The Bcl-2 family members are crucial regulators of cell death and survival. An abnormally high expression of Bcl-2 protein promotes BC development. Bcl-2 and Bax together form an "apoptotic switch" in tumorigenesis and cancer treatment, positioning Bcl-2 family members as potential targets for cancer therapy (
21).
The activation of tumor suppressor genes is necessary to initiate the apoptosis pathway. CUR reduces the oncogenic activity of miR-15a, leading to the activation of tumor suppressor genes, which subsequently initiate apoptosis by downregulating Bcl-2 protein expression (
Figure 5).
A schematic representation of the mechanism is explored in this study. CUR induces apoptosis in BC cells by modulating the miR-15a and Bcl-2 signaling pathways.

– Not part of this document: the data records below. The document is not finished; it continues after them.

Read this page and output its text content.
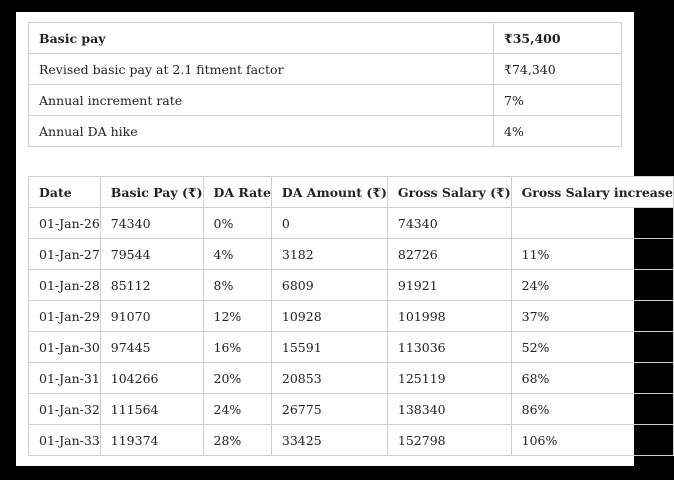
Basic pay	₹35,400
Revised basic pay at 2.1 fitment factor	₹74,340
Annual increment rate	7%
Annual DA hike	4%
Date	Basic Pay (₹)	DA Rate	DA Amount (₹)	Gross Salary (₹)	Gross Salary increase
01-Jan-26	74340	0%	0	74340	
01-Jan-27	79544	4%	3182	82726	11%
01-Jan-28	85112	8%	6809	91921	24%
01-Jan-29	91070	12%	10928	101998	37%
01-Jan-30	97445	16%	15591	113036	52%
01-Jan-31	104266	20%	20853	125119	68%
01-Jan-32	111564	24%	26775	138340	86%
01-Jan-33	119374	28%	33425	152798	106%
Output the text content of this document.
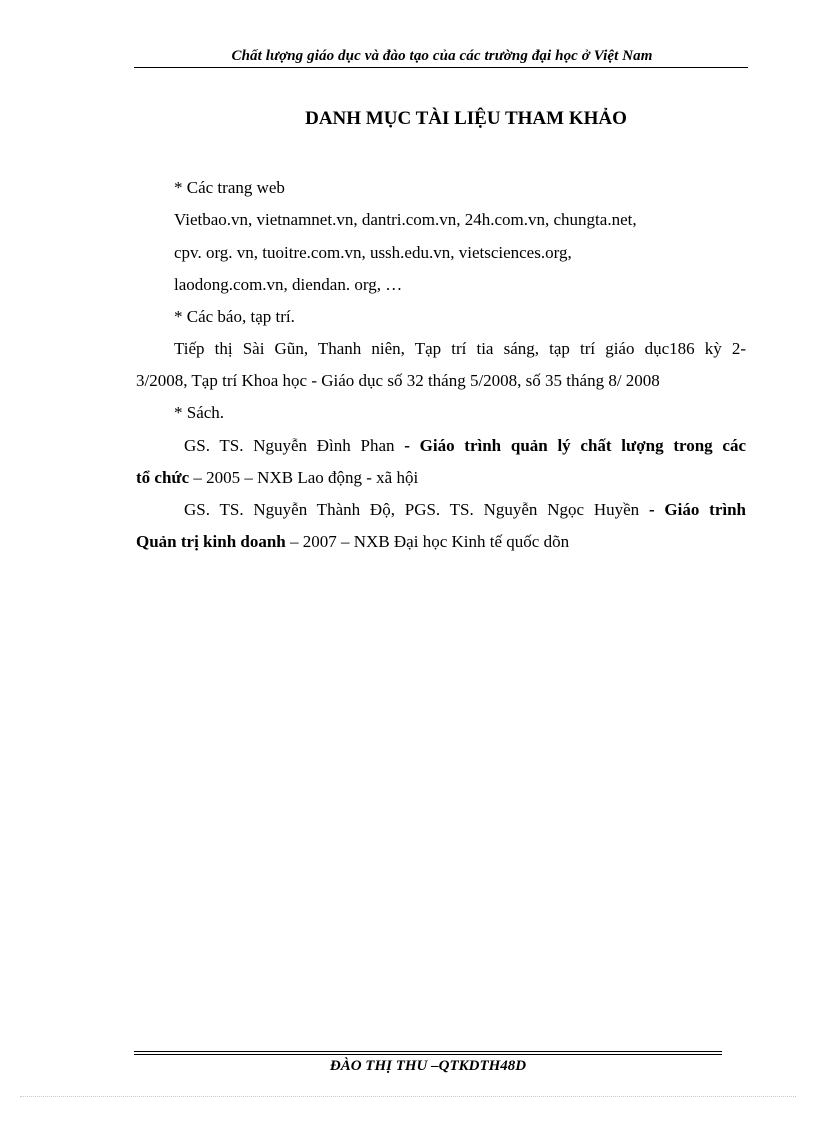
Chất lượng giáo dục và đào tạo của các trường đại học ở Việt Nam
DANH MỤC TÀI LIỆU THAM KHẢO
* Các trang web
Vietbao.vn, vietnamnet.vn, dantri.com.vn, 24h.com.vn, chungta.net,
cpv. org. vn, tuoitre.com.vn, ussh.edu.vn, vietsciences.org,
laodong.com.vn, diendan. org, …
* Các báo, tạp trí.
Tiếp thị Sài Gũn, Thanh niên, Tạp trí tia sáng, tạp trí giáo dục186 kỳ 2-
3/2008, Tạp trí Khoa học - Giáo dục số 32 tháng 5/2008, số 35 tháng 8/ 2008
* Sách.
GS. TS. Nguyễn Đình Phan - Giáo trình quản lý chất lượng trong các
tổ chức – 2005 – NXB Lao động - xã hội
GS. TS. Nguyễn Thành Độ, PGS. TS. Nguyễn Ngọc Huyền - Giáo trình
Quản trị kinh doanh – 2007 – NXB Đại học Kinh tế quốc dõn
ĐÀO THỊ THU –QTKDTH48D
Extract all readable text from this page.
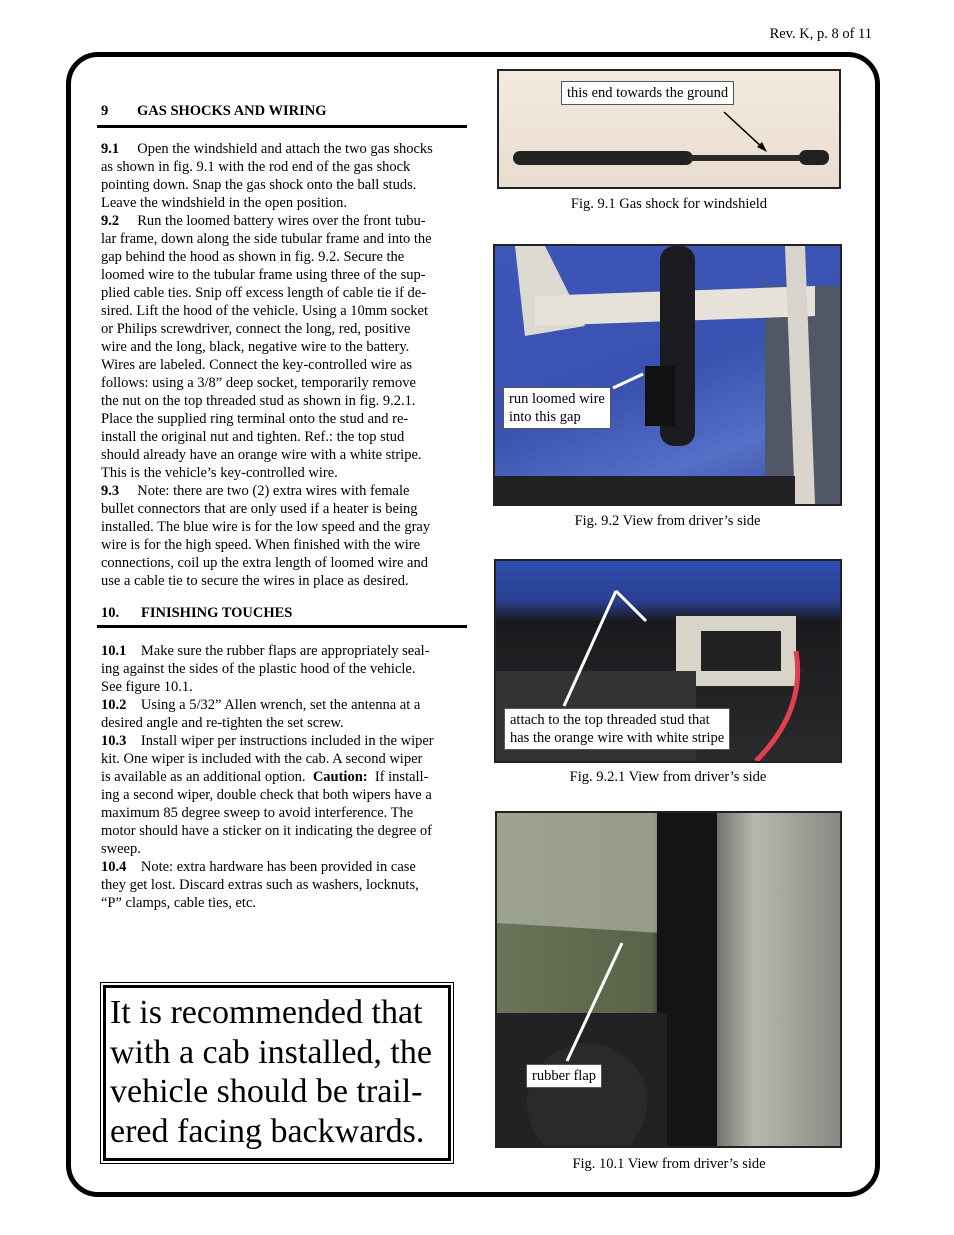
Rev. K, p. 8 of 11
9 GAS SHOCKS AND WIRING
9.1     Open the windshield and attach the two gas shocks
as shown in fig. 9.1 with the rod end of the gas shock
pointing down. Snap the gas shock onto the ball studs.
Leave the windshield in the open position.
9.2     Run the loomed battery wires over the front tubu-
lar frame, down along the side tubular frame and into the
gap behind the hood as shown in fig. 9.2. Secure the
loomed wire to the tubular frame using three of the sup-
plied cable ties. Snip off excess length of cable tie if de-
sired. Lift the hood of the vehicle. Using a 10mm socket
or Philips screwdriver, connect the long, red, positive
wire and the long, black, negative wire to the battery.
Wires are labeled. Connect the key-controlled wire as
follows: using a 3/8” deep socket, temporarily remove
the nut on the top threaded stud as shown in fig. 9.2.1.
Place the supplied ring terminal onto the stud and re-
install the original nut and tighten. Ref.: the top stud
should already have an orange wire with a white stripe.
This is the vehicle’s key-controlled wire.
9.3     Note: there are two (2) extra wires with female
bullet connectors that are only used if a heater is being
installed. The blue wire is for the low speed and the gray
wire is for the high speed. When finished with the wire
connections, coil up the extra length of loomed wire and
use a cable tie to secure the wires in place as desired.
10. FINISHING TOUCHES
10.1    Make sure the rubber flaps are appropriately seal-
ing against the sides of the plastic hood of the vehicle.
See figure 10.1.
10.2    Using a 5/32” Allen wrench, set the antenna at a
desired angle and re-tighten the set screw.
10.3    Install wiper per instructions included in the wiper
kit. One wiper is included with the cab. A second wiper
is available as an additional option.  Caution:  If install-
ing a second wiper, double check that both wipers have a
maximum 85 degree sweep to avoid interference. The
motor should have a sticker on it indicating the degree of
sweep.
10.4    Note: extra hardware has been provided in case
they get lost. Discard extras such as washers, locknuts,
“P” clamps, cable ties, etc.
It is recommended that
with a cab installed, the
vehicle should be trail-
ered facing backwards.
this end towards the ground
Fig. 9.1 Gas shock for windshield
run loomed wire
into this gap
Fig. 9.2 View from driver’s side
attach to the top threaded stud that
has the orange wire with white stripe
Fig. 9.2.1 View from driver’s side
rubber flap
Fig. 10.1 View from driver’s side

In a brief overview, Jiang et al. demonstrated that Aloe-emodin significantly impacts the proliferation of breast tumor (BT) cells by promoting apoptosis. Aloe-emodin induces apoptosis in BT cells by regulating miR-15a/miR-16-1 expression, which subsequently inhibits Bcl-2 (
22). Additionally, Patel et al. observed that the overexpression of miR-16 and miR-15a downregulates BMI1, leading to mitochondria-mediated apoptosis (
23). In Iran, Haghi et al. conducted experiments on human BC cell lines MDA-MB-231 and SK-BR-3, treating them separately or in combination with hsa-miR-34a-5p and hsa-miR-16-5p mimics. Their results revealed that both miR-16 and miR-34a induced apoptosis and cell cycle arrest, while also inhibiting migration and invasion in both cell lines (
24). Similarly, Esmatabadi et al. found that Mir-21 inhibits various anti-cancer effects of dendrosomal curcumin (DNC) in BC cells. Their findings suggest that combining DNC treatment with the downregulation of Mir-21 could be a beneficial strategy for tackling drug-resistant BC cells (
25).
In this study, we assessed the effect of CUR on MCF-7 cells, specifically focusing on Mir15-a and Bcl-2 gene expression. The MTT assay results indicated that treatment with CUR (5, 10, 15, 20, and 25 μM) for 24, 48, and 72 hours significantly inhibited the viability of MCF-7 cells compared to the control group. Flow cytometry results further showed that 75.7% of the cells underwent apoptosis at the IC50 concentration following 48 hours of treatment. Additionally, real-time PCR results revealed a decrease in the expression of mir-15a and Bcl-2 in MCF-7 cells at the IC50 concentration and 48-hour treatment period.
5.1. Conclusions
In brief, this study demonstrates that CUR can effectively inhibit BC progression by reducing the expression of Mir-15a, an oncogene, while activating tumor suppressor genes, such as TP53, a target of Mir-15a, and inducing apoptosis through Bcl-2 inhibition. Consequently, CUR holds promise as an effective agent for BC treatment within next-generation drug delivery systems.